Em declarações aos jornalistas no final da reunião do Conselho de Ministros, o Ministro Tiago Brandão Rodrigues sublinhava que tinha sido aprovada “a bonificação de 2 anos e 9 meses” depois de “longo e apurado processo negocial” em que o ME esteve “de boa-fé”, sendo que a aprovação do diploma era uma forma de “não prejudicar os docentes de um impasse” que vinha acontecendo devido à falta de acordo no processo negocial. E referia que o tempo que seria recuperado aos docentes era o possível e estava “no limite do esforço financeiro que o país pode fazer”, de forma a garantir “a sustentabilidade das contas públicas”, sendo que os docentes veriam reconhecido este tempo de serviço no momento em que subissem de escalão, encurtando o tempo de passagem ao escalão seguinte.
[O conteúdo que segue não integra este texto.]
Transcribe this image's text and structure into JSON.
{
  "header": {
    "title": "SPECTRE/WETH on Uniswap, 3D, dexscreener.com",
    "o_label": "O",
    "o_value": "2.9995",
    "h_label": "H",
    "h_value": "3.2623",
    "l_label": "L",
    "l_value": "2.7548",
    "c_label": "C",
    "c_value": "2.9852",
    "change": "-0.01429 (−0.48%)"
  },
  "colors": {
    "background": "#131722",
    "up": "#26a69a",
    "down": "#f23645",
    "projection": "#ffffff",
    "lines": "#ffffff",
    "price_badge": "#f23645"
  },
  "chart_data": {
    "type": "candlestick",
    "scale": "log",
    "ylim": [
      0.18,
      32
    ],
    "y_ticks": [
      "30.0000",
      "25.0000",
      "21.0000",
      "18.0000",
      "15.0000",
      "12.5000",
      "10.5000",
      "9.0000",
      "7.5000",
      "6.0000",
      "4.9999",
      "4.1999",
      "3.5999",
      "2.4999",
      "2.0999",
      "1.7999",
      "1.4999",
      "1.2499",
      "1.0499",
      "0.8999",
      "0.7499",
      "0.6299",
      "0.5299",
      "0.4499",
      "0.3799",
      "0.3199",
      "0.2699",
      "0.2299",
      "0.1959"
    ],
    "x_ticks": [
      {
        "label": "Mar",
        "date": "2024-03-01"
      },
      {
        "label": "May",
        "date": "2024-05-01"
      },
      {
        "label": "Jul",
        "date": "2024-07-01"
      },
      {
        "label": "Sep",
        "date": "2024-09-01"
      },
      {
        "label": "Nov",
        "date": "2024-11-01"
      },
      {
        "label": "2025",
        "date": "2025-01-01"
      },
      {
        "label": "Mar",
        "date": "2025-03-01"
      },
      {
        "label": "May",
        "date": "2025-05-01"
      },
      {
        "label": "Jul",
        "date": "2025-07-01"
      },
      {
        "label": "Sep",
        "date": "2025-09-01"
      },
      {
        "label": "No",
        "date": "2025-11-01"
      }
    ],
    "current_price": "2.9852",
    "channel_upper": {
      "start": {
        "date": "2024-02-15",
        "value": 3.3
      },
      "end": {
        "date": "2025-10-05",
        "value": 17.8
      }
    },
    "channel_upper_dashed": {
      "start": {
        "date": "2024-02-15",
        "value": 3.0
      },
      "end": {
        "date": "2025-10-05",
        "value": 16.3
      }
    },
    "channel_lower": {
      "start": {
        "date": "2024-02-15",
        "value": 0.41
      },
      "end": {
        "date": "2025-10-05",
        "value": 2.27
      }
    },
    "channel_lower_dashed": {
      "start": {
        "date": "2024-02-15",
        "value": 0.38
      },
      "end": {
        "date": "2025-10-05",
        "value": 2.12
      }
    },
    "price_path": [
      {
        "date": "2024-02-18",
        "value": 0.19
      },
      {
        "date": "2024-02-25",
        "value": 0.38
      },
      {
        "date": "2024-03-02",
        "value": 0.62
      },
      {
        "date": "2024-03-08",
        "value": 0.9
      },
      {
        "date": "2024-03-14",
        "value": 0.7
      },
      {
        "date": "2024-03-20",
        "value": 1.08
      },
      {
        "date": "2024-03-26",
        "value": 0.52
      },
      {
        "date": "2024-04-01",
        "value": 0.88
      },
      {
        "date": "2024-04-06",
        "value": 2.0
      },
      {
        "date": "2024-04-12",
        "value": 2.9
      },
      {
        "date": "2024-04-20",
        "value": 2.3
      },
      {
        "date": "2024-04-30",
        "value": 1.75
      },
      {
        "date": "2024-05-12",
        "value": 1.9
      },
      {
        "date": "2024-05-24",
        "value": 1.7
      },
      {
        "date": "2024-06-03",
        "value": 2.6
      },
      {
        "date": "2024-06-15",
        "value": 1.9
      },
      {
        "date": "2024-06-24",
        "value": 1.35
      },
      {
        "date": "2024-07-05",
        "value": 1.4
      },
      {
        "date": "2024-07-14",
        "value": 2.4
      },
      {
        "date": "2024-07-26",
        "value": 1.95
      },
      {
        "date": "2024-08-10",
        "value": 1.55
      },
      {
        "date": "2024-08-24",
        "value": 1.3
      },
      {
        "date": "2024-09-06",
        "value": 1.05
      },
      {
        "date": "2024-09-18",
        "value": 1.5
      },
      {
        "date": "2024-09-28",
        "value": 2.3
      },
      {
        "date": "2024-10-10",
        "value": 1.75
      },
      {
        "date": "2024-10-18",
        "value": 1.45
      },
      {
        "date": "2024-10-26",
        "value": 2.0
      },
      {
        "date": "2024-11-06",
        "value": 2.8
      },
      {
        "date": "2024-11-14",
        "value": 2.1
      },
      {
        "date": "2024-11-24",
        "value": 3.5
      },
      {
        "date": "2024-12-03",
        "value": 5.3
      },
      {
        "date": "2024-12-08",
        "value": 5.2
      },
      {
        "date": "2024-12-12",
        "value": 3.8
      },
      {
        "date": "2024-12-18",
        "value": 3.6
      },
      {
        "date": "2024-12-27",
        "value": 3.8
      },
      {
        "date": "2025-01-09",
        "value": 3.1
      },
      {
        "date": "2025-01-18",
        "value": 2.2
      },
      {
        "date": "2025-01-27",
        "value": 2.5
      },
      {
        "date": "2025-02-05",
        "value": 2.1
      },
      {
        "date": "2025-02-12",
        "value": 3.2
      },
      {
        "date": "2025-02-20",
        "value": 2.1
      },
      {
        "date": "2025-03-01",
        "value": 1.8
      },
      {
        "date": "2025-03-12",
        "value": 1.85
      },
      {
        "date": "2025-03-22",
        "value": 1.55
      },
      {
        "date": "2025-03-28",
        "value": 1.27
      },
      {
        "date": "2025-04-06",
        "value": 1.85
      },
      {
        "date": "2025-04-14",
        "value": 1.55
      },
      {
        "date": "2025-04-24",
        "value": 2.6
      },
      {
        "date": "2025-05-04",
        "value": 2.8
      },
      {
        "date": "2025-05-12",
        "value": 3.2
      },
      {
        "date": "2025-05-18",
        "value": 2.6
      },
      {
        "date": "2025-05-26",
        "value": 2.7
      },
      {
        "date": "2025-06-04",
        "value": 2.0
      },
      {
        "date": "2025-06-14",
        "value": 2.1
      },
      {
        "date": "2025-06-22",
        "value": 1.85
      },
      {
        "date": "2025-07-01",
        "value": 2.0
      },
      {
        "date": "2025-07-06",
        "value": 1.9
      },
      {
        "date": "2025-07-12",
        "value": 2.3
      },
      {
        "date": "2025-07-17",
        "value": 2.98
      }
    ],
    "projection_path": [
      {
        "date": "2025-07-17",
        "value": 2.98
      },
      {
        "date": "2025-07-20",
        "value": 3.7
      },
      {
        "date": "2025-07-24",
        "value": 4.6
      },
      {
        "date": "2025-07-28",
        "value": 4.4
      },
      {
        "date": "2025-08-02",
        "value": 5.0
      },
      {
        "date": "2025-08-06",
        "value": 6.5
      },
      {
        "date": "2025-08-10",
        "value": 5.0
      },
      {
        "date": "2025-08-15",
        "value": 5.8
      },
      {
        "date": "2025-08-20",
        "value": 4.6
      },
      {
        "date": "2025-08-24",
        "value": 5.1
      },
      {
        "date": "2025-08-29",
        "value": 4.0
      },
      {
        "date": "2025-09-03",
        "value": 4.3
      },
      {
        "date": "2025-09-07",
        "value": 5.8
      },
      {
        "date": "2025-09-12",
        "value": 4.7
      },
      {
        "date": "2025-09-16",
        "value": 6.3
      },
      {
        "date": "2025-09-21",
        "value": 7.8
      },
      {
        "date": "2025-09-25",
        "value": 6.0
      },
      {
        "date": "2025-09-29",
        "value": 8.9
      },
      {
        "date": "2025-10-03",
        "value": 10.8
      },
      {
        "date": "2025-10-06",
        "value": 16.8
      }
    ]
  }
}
Em declarações aos jornalistas, na Assembleia da República, o deputado e dirigente do CDS-PP João Almeida manifestava-se preocupado com a possibilidade de se prolongar um clima de instabilidade nas escolas portuguesas. E criticava:
Há muito tempo que sabemos qual é a reivindicação dos professores e sabemos também quais foram as expectativas que o Governo deixou que se criassem. A partir de determinado momento, o Governo não foi coerente nem com aquilo que eram as reivindicações dos professores, nem foi coerente com a ideia que alimentou durante muito tempo.”.
Considerando que o Governo acabara de “fechar uma porta na cara dos professores, desrespeitando-os completamente e interrompendo um processo sem se prestar a uma negociação séria”, frisou:
Numa negociação visa-se chegar a um ponto comum. Aquilo que o Governo tem feito desde há algum tempo é ser totalmente intransigente com o seu ponto – e ontem provou-o. Isso tem uma consequência preocupante, que é prolongar nas escolas portuguesas um clima indesejável de instabilidade.”.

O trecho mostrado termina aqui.